Attention was then turned to the lateral side where a paratricipital approach was used. The triceps was elevated off the lateral border of the humerus. Care was taken not to compress the ulnar nerve with my Hohmann retractor. Fracture was then identified on this side of the humerus. It was provisionally held with a 2.0 K-wire. Then a Smith and Nephew lateral distal humeral locking plate was selected on the back table and slid within the wound. Care was taken not to place the plate overlying the radial nerve. This Smith and Nephew lateral locking plate fit better along the posterior aspect of Mr. humerus. I did attempt to place a posterolateral locking plate along the posterolateral aspect of Mr.s humerus. However, this did not fit well. I elected to proceed with the lateral locking plate along the posterolateral border of Mr. humerus. This plate sat very nicely along his humerus, not requiring any modification. I then placed 2 nonlocking screws through the plate on either side of the fracture. This was done in standard technique first drilling, then measuring, then placing the screw by power and finally seating by hand. These 2 screws helped to compress the plate to the bone and affect a reduction of this lateral fracture fragment. Two locking screws were then placed through the distal cluster with the appropriate drill and drill guide. These screws were found to be of appropriate length and outside of the joint. I then placed 2 additional nonlocking screws through the plate into the proximal fragment. This was done in standard technique as described above. One additional locking screw was then placed in the distal fragment. I removed my initial nonlocking screw distally and replaced this screw with a fully threaded locking screw. Fluoroscopy showed excellent reduction and appropriate position of all hardware. Mr. elbow was taken through a full range of motion which included flexion, extension, pronation and supination and no crepitation was felt.
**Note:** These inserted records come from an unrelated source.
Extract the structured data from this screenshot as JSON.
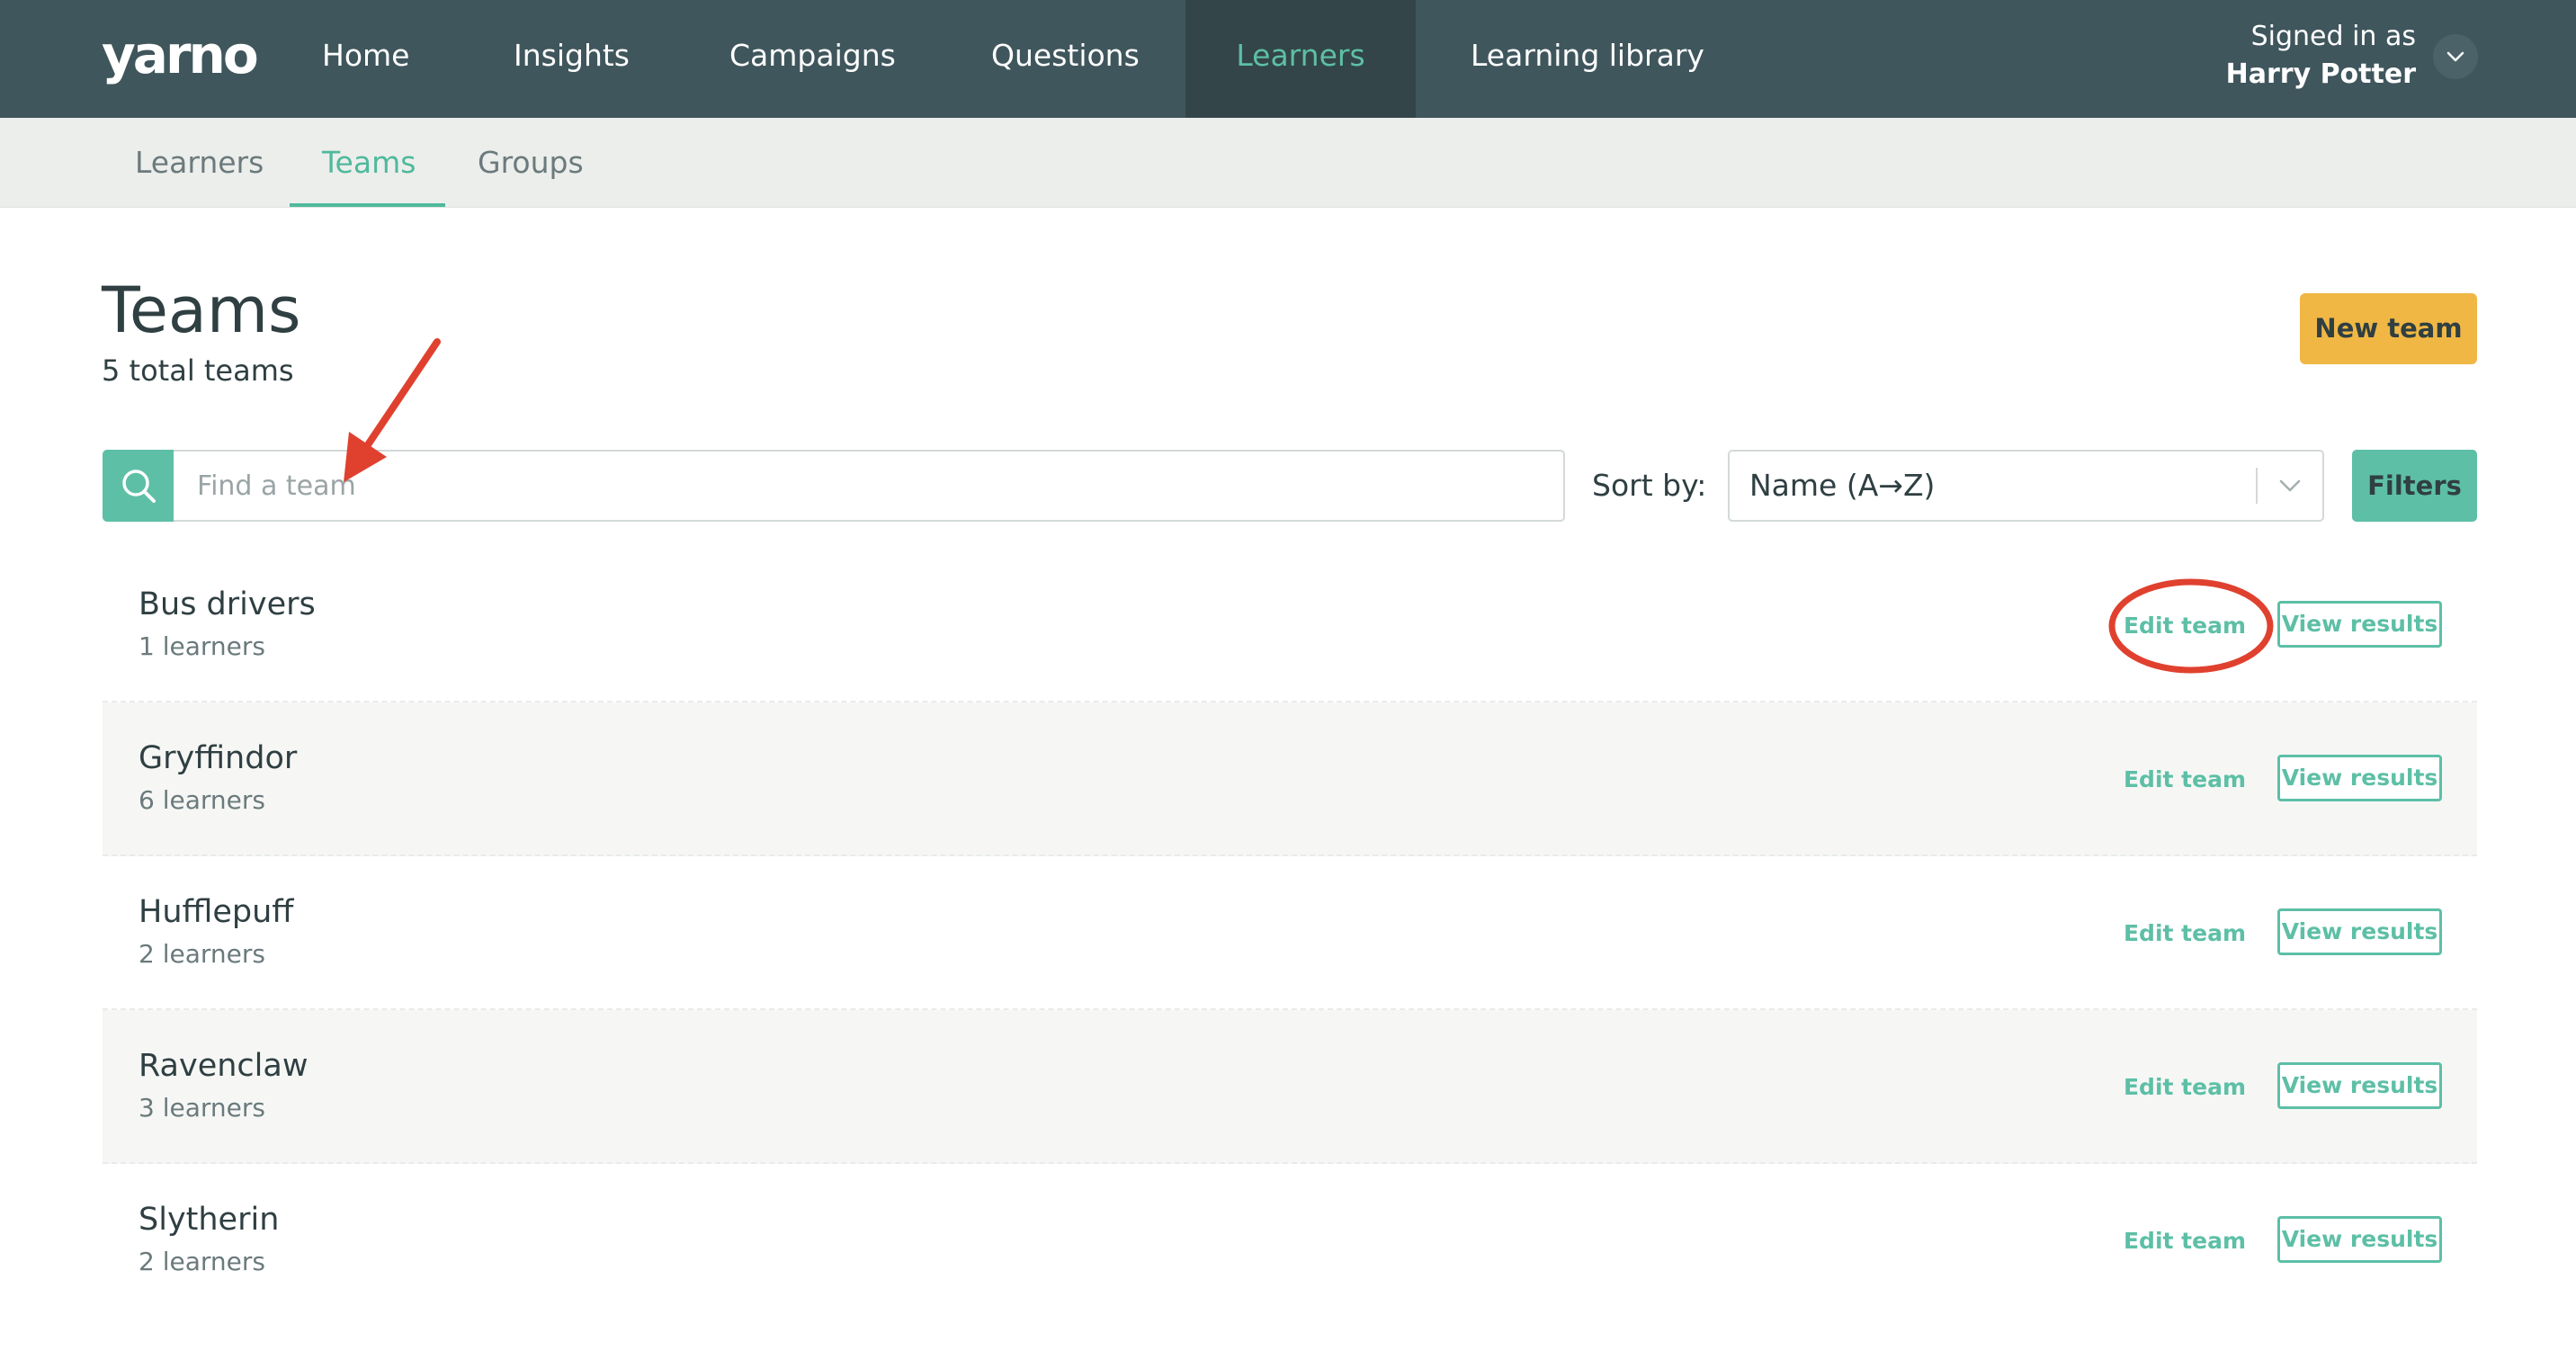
{
  "brand": {
    "logo_text": "yarno"
  },
  "nav": {
    "items": [
      {
        "label": "Home"
      },
      {
        "label": "Insights"
      },
      {
        "label": "Campaigns"
      },
      {
        "label": "Questions"
      },
      {
        "label": "Learners",
        "active": true
      },
      {
        "label": "Learning library"
      }
    ]
  },
  "user": {
    "signed_in_label": "Signed in as",
    "name": "Harry Potter"
  },
  "subnav": {
    "items": [
      {
        "label": "Learners"
      },
      {
        "label": "Teams",
        "active": true
      },
      {
        "label": "Groups"
      }
    ]
  },
  "page": {
    "title": "Teams",
    "count": "5 total teams",
    "new_team_label": "New team"
  },
  "search": {
    "placeholder": "Find a team",
    "value": ""
  },
  "sort": {
    "label": "Sort by:",
    "value": "Name (A→Z)"
  },
  "filters_label": "Filters",
  "teams": [
    {
      "name": "Bus drivers",
      "count": "1 learners",
      "edit_label": "Edit team",
      "view_label": "View results"
    },
    {
      "name": "Gryffindor",
      "count": "6 learners",
      "edit_label": "Edit team",
      "view_label": "View results"
    },
    {
      "name": "Hufflepuff",
      "count": "2 learners",
      "edit_label": "Edit team",
      "view_label": "View results"
    },
    {
      "name": "Ravenclaw",
      "count": "3 learners",
      "edit_label": "Edit team",
      "view_label": "View results"
    },
    {
      "name": "Slytherin",
      "count": "2 learners",
      "edit_label": "Edit team",
      "view_label": "View results"
    }
  ],
  "colors": {
    "nav_bg": "#3f565c",
    "accent_teal": "#5dbfa6",
    "accent_yellow": "#f0b744",
    "annotation_red": "#e0412f"
  },
  "icons": {
    "search": "search-icon",
    "user_menu": "chevron-down-icon",
    "sort": "chevron-down-icon"
  }
}
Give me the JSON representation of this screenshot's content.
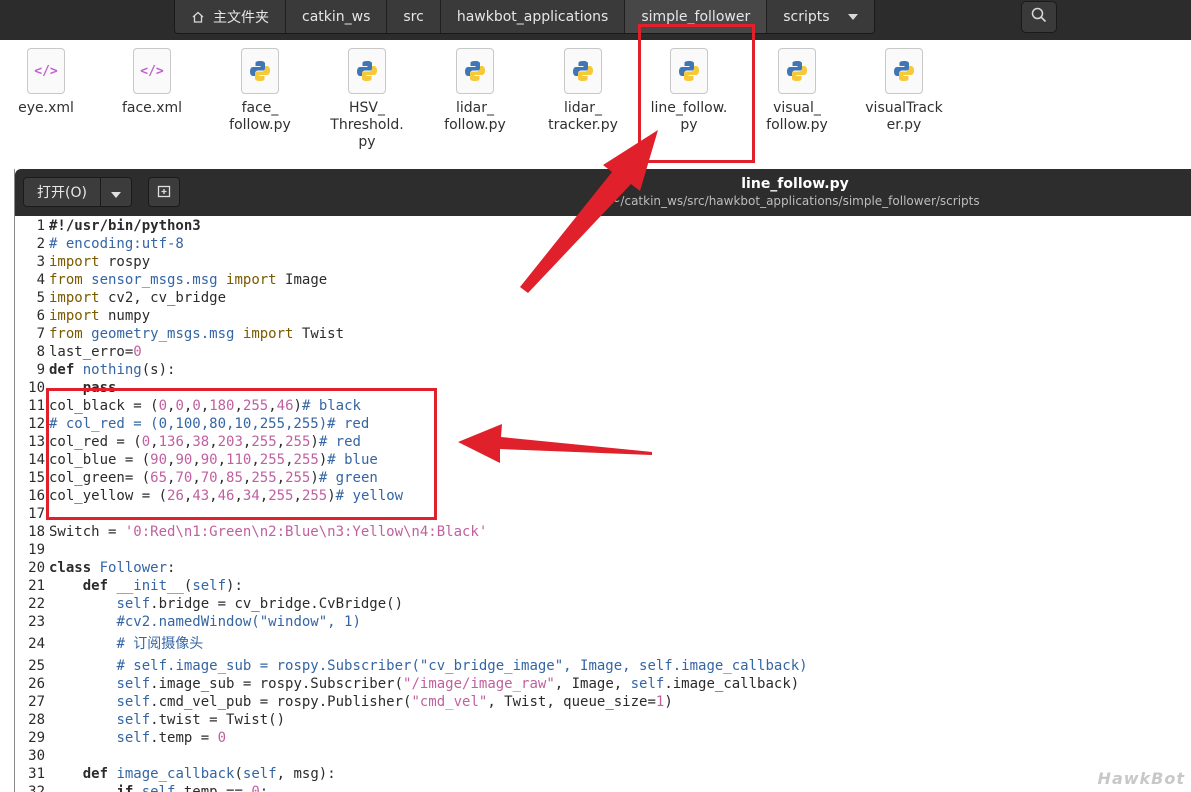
{
  "breadcrumb": {
    "items": [
      "主文件夹",
      "catkin_ws",
      "src",
      "hawkbot_applications",
      "simple_follower",
      "scripts"
    ],
    "active_index": 4
  },
  "files": [
    {
      "name": "eye.xml",
      "type": "xml"
    },
    {
      "name": "face.xml",
      "type": "xml"
    },
    {
      "name": "face_\nfollow.py",
      "type": "python"
    },
    {
      "name": "HSV_\nThreshold.\npy",
      "type": "python"
    },
    {
      "name": "lidar_\nfollow.py",
      "type": "python"
    },
    {
      "name": "lidar_\ntracker.py",
      "type": "python"
    },
    {
      "name": "line_follow.\npy",
      "type": "python",
      "highlighted": true
    },
    {
      "name": "visual_\nfollow.py",
      "type": "python"
    },
    {
      "name": "visualTrack\ner.py",
      "type": "python"
    }
  ],
  "editor": {
    "open_label": "打开(O)",
    "title": "line_follow.py",
    "path": "~/catkin_ws/src/hawkbot_applications/simple_follower/scripts",
    "line_numbers": [
      "1",
      "2",
      "3",
      "4",
      "5",
      "6",
      "7",
      "8",
      "9",
      "10",
      "11",
      "12",
      "13",
      "14",
      "15",
      "16",
      "17",
      "18",
      "19",
      "20",
      "21",
      "22",
      "23",
      "24",
      "25",
      "26",
      "27",
      "28",
      "29",
      "30",
      "31",
      "32"
    ]
  },
  "watermark": "HawkBot",
  "colors": {
    "highlight": "#e0202a",
    "dark_chrome": "#2c2c2c",
    "comment": "#3465a4",
    "number": "#c060a0"
  },
  "icons": [
    "home-icon",
    "search-icon",
    "chevron-down-icon",
    "new-tab-icon",
    "xml-file-icon",
    "python-file-icon"
  ]
}
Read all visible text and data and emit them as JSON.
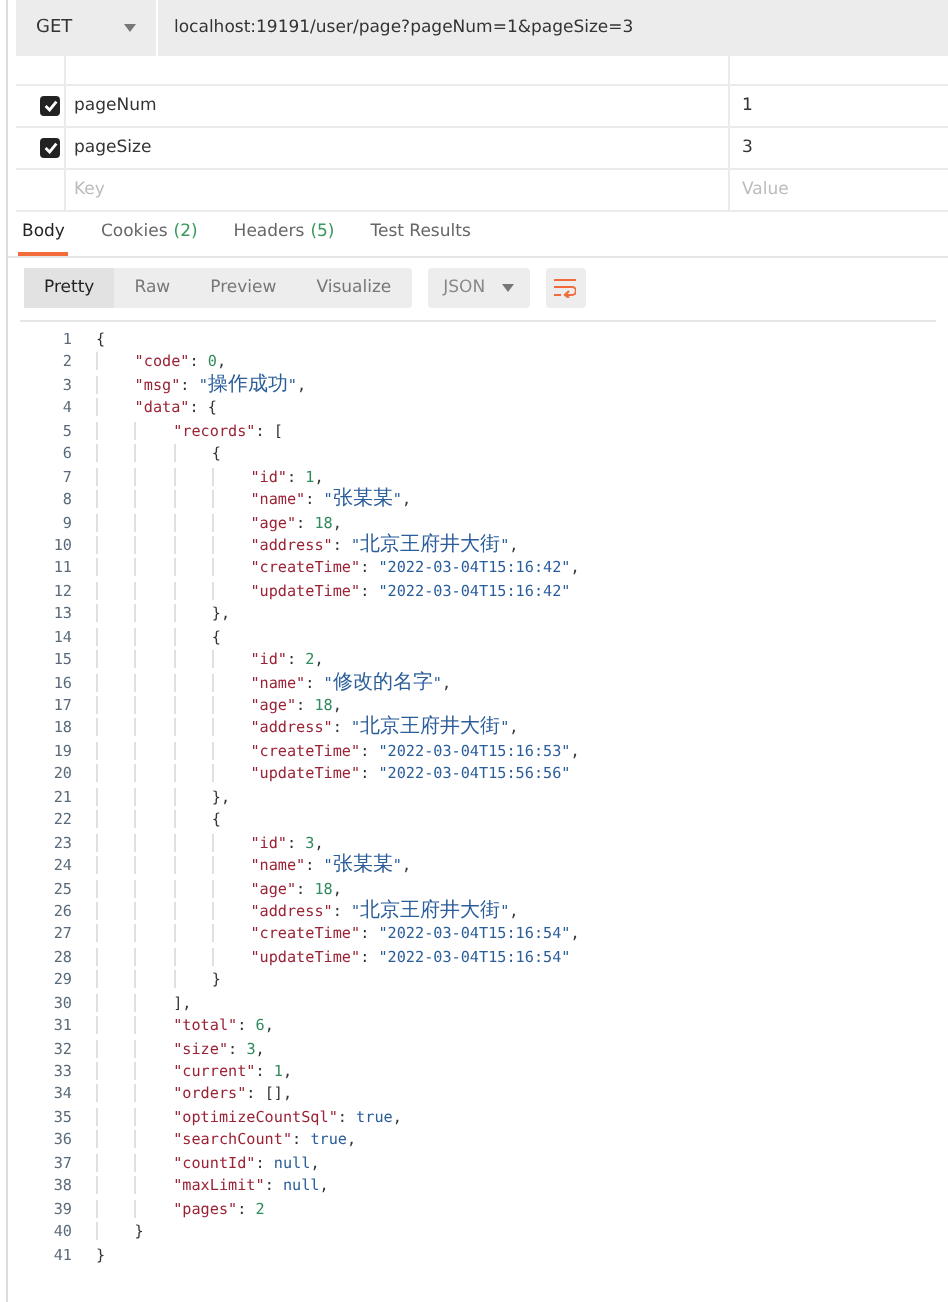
{
  "request": {
    "method": "GET",
    "url": "localhost:19191/user/page?pageNum=1&pageSize=3"
  },
  "params": [
    {
      "key": "pageNum",
      "value": "1",
      "checked": true
    },
    {
      "key": "pageSize",
      "value": "3",
      "checked": true
    }
  ],
  "new_param": {
    "key_placeholder": "Key",
    "value_placeholder": "Value"
  },
  "tabs": [
    {
      "label": "Body",
      "selected": true
    },
    {
      "label": "Cookies",
      "count": "(2)",
      "selected": false
    },
    {
      "label": "Headers",
      "count": "(5)",
      "selected": false
    },
    {
      "label": "Test Results",
      "selected": false
    }
  ],
  "view_modes": [
    {
      "label": "Pretty",
      "selected": true
    },
    {
      "label": "Raw",
      "selected": false
    },
    {
      "label": "Preview",
      "selected": false
    },
    {
      "label": "Visualize",
      "selected": false
    }
  ],
  "format": "JSON",
  "code_lines": [
    {
      "number": "1",
      "text": "{"
    },
    {
      "number": "2",
      "text": "    \"code\": 0,"
    },
    {
      "number": "3",
      "text": "    \"msg\": \"操作成功\","
    },
    {
      "number": "4",
      "text": "    \"data\": {"
    },
    {
      "number": "5",
      "text": "        \"records\": ["
    },
    {
      "number": "6",
      "text": "            {"
    },
    {
      "number": "7",
      "text": "                \"id\": 1,"
    },
    {
      "number": "8",
      "text": "                \"name\": \"张某某\","
    },
    {
      "number": "9",
      "text": "                \"age\": 18,"
    },
    {
      "number": "10",
      "text": "                \"address\": \"北京王府井大街\","
    },
    {
      "number": "11",
      "text": "                \"createTime\": \"2022-03-04T15:16:42\","
    },
    {
      "number": "12",
      "text": "                \"updateTime\": \"2022-03-04T15:16:42\""
    },
    {
      "number": "13",
      "text": "            },"
    },
    {
      "number": "14",
      "text": "            {"
    },
    {
      "number": "15",
      "text": "                \"id\": 2,"
    },
    {
      "number": "16",
      "text": "                \"name\": \"修改的名字\","
    },
    {
      "number": "17",
      "text": "                \"age\": 18,"
    },
    {
      "number": "18",
      "text": "                \"address\": \"北京王府井大街\","
    },
    {
      "number": "19",
      "text": "                \"createTime\": \"2022-03-04T15:16:53\","
    },
    {
      "number": "20",
      "text": "                \"updateTime\": \"2022-03-04T15:56:56\""
    },
    {
      "number": "21",
      "text": "            },"
    },
    {
      "number": "22",
      "text": "            {"
    },
    {
      "number": "23",
      "text": "                \"id\": 3,"
    },
    {
      "number": "24",
      "text": "                \"name\": \"张某某\","
    },
    {
      "number": "25",
      "text": "                \"age\": 18,"
    },
    {
      "number": "26",
      "text": "                \"address\": \"北京王府井大街\","
    },
    {
      "number": "27",
      "text": "                \"createTime\": \"2022-03-04T15:16:54\","
    },
    {
      "number": "28",
      "text": "                \"updateTime\": \"2022-03-04T15:16:54\""
    },
    {
      "number": "29",
      "text": "            }"
    },
    {
      "number": "30",
      "text": "        ],"
    },
    {
      "number": "31",
      "text": "        \"total\": 6,"
    },
    {
      "number": "32",
      "text": "        \"size\": 3,"
    },
    {
      "number": "33",
      "text": "        \"current\": 1,"
    },
    {
      "number": "34",
      "text": "        \"orders\": [],"
    },
    {
      "number": "35",
      "text": "        \"optimizeCountSql\": true,"
    },
    {
      "number": "36",
      "text": "        \"searchCount\": true,"
    },
    {
      "number": "37",
      "text": "        \"countId\": null,"
    },
    {
      "number": "38",
      "text": "        \"maxLimit\": null,"
    },
    {
      "number": "39",
      "text": "        \"pages\": 2"
    },
    {
      "number": "40",
      "text": "    }"
    },
    {
      "number": "41",
      "text": "}"
    }
  ]
}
Attention was then turned to the nondisplaced olecranon fracture. Utilizing a Smith and Nephew olecranon locking plate, this was placed on the tip of the olecranon and the tines were placed into the triceps. K-wires were placed through the 2 proximal K-wire slots and the plate. Fluoroscopy confirmed appropriate position of all hardware. Nonlocking screw was then placed through the plate distally into the shaft. This was done in
standard technique, first drilling, then measuring, then placing the screw by power and finally seating by hand. This screw compressed the plate to the bone as well as compressed the proximal portion of the plate in its tines into the olecranon and the triceps. I then placed an additional screw through the plate to further provide additional fixation. K-wires were then removed and 2 locking screws were placed in the most proximal portion of
the plate down the shaft of the ulna. These screws were done in standard technique utilizing the appropriate drill and drill guide. These screws both measured 50 mm in length. There was excellent compression across the fracture site and the hardware was found to be in appropriate position with biplanar fluoroscopy. Elbow was again taken through a range of motion and the fractures were shown to have no pathological motion and there was no crepitation with elbow range of motion. Wounds were copiously irrigated with 3 liter bag of sterile saline via cysto tubing. Ulnar nerve was then transpositioned subcutaneously.
Subcutaneous tissue was then closed with 0 Vicryl, 2-0 Vicryl and the skin was closed with staples. Dressing consistent of Xeroform, dressing sponges, sterile Webril and a long arm posterior plaster splint. Tourniquet was deflated prior to closure and hemostasis was achieved with electrocautery. All sponge and needle counts were correct and Mr. tolerated the procedure well. He was awoken by Anesthesia. Drapes were removed. He was transferred off the operative table onto the gurney and into PACU in stable condition. Mr. will be nonweightbearing to his left upper extremity.
Any feed back would be great on this! Thanks so much for your help!